Some who attended the rally think it was a hate crime.

“We must investigate this incident as a hate crime. I don’t think there’s a member of our Jewish community who did not hear about this stabbing and think to themselves, ‘Oh my God, it’s happened here in Boston,’” said Marc Baker, president of Combined Jewish Philanthropies.

“While we await further details & pray for his recovery, let me say plainly that all of our neighbors deserve to live free from fear. Antisemitism is a clear and persistent threat to our communities,” tweeted Massachusetts Congresswoman Ayana Pressley.

The attack on the rabbi was an attack on the entire city, acting Mayor Kim Janey said.

“I believe that an attack on any member of our community is an attack on all of us.”

The suspect approached the rabbi while he was talking on the phone, sitting on the steps of the school, Rodkin said.

The suspect demanded the rabbi’s car keys and Noginski ran across the street to a park where he was stabbed, Rodkin said.

As soon as the school became aware of the stabbing, the facility went into lockdown and no children were ever in danger, Rodkin said in the Facebook post.

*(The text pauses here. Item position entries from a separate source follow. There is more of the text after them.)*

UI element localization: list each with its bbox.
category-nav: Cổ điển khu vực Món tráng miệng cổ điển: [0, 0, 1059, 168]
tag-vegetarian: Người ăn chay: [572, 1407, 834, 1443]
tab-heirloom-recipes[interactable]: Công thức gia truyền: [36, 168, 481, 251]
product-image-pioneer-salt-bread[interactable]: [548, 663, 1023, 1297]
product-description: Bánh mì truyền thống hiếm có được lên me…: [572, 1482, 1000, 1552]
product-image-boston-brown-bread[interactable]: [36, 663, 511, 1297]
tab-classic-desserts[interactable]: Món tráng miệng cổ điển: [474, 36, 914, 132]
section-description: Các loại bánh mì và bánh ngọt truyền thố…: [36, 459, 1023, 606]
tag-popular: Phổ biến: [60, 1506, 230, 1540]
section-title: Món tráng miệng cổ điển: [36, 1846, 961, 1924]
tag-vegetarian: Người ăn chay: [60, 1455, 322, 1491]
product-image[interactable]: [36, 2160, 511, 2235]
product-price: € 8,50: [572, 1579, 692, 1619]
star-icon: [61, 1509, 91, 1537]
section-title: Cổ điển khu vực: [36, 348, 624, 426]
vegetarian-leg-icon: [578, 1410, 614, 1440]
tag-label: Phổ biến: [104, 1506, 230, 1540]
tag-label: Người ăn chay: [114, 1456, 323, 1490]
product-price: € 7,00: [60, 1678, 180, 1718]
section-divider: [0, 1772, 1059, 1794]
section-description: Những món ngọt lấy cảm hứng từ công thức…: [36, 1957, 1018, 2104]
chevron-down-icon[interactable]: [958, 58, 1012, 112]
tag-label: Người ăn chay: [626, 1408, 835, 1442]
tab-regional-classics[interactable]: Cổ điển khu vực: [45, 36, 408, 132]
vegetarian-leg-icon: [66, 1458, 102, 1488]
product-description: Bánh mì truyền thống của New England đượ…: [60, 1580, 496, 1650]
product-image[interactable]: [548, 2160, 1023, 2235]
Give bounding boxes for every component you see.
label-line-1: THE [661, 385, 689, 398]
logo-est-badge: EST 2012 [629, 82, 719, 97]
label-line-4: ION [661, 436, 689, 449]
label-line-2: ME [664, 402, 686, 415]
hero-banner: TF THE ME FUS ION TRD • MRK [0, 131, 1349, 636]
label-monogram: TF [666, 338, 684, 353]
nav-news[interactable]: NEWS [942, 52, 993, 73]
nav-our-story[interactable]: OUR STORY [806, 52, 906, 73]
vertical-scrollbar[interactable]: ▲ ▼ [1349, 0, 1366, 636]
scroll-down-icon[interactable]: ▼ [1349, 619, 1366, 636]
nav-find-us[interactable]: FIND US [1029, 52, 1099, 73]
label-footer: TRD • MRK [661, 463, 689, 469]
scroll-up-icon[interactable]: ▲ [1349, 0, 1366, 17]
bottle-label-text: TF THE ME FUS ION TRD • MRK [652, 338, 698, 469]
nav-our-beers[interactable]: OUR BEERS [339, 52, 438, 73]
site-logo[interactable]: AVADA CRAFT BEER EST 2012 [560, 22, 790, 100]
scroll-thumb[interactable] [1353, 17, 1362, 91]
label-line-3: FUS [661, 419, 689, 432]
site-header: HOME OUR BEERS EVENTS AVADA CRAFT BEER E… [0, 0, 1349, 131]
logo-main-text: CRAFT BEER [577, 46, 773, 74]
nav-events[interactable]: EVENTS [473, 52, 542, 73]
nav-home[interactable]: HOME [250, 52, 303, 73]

Noginski is an Israeli citizen who came to the Boston area as an emissary to spread the Chabad message, Consul General of Israel to New England Meron Reuben told the Boston Herald.

“We are horrified by what has happened,” Reuben said.

Noginski spoke to Lubavitch.com from his hospital bed.

“I am grateful to the Boston Police Department for their rapid response, and relieved that the perpetrator is in custody. I am looking forward to returning to my work as soon as possible,” he said.

A rabbi was stabbed outside the Shaloh House Jewish Day School, seen here, in Boston’s Brighton neighborhood on July 1, 2021. (Screenshot from Google Maps via JTA)

The Anti-Defamation League of New England in a statement said the stabbing “sent a shockwave of fear and anxiety throughout the community.”

“As this investigation unfolds, we call for full transparency so that the community gets answers as to why a rabbi was stabbed outside of his house of worship,” Robert Trestan, the organization’s regional director, said in the statement.

Recent months have seen a surge in antisemitic incidents across the US, particularly following the 11-day conflict between Israel and terror groups in the Gaza Strip in May.